Marty Whitman, the illustrious Third Avenue Funds founder, tells Steve Forbes that he is seeing great opportunities in distressed debt and the equity markets, and is particularly bullish on Hong Kong blue chips.
“From the top down, from the macro view, things could not suck more than they do suck,” Whitman said. “[But] from a bottom-up point of view, there have never been, in my lifetime, as attractive securities as are available today at the price as you can get them. … Any money I have I’m spending on either distressed or common stocks, with some emphasis on common stocks. I must say, our biggest commitments now are in Hong Kong blue chips, all of whom have huge presences in mainland China.”

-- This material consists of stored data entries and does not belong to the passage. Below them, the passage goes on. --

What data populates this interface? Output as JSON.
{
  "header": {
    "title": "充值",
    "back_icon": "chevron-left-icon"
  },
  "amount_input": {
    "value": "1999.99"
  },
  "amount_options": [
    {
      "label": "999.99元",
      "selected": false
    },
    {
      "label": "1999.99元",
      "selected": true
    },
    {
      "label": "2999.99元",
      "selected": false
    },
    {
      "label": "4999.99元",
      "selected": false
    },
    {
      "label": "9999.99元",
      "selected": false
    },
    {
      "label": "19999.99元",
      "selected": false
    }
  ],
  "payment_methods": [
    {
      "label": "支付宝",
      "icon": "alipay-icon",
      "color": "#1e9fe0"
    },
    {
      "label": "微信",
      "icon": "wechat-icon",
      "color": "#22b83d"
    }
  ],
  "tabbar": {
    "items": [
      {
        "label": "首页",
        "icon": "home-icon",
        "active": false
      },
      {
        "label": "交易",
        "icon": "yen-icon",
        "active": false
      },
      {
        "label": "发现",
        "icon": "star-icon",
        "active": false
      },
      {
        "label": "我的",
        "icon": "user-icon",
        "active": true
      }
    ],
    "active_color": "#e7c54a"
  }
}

Among the firms he’s targeting: ChungHong Holdings, Henderson Land, Hang Lung Properties, Jardine Matheson. “I think [it’s] a great growth area,” he says of Hong Kong/Chinese stocks. “And you get in most of these things at 60 percent discounts from readily ascertainable net asset value.”
Whitman says his firm avoided many of the stocks that became huge problems because of its emphasis on credit worthiness in addition to cheapness — something that many investors failed to do. “I think two things happened to value investors,” he said. “One, a lot of people were in cheap stocks and suffered permanent impairments. And they ought to be distinguished from people like us that, by and large, in our portfolio, we never suffered permanent impairments. We never had Bear Stearns. We never had Fannie Mae. We never had Countrywide. … You know, we probably missed a lot of good things. And we probably will continue to miss a lot of good things. But the insistence on credit worthiness, we avoided permanent impairments. People who avoided permanent impairments, you know, I hope will come back. The portfolios stuffed with value stocks, cheap versus book value, low P/E ratios, but where they suffered permanent impairments, obviously, they’re toast.”
It is critical for individual investors to understand credit worthiness, Whitman says. “In value investment today, cheapness is not a sufficient condition,” he said. “You better combine it with credit worthiness.”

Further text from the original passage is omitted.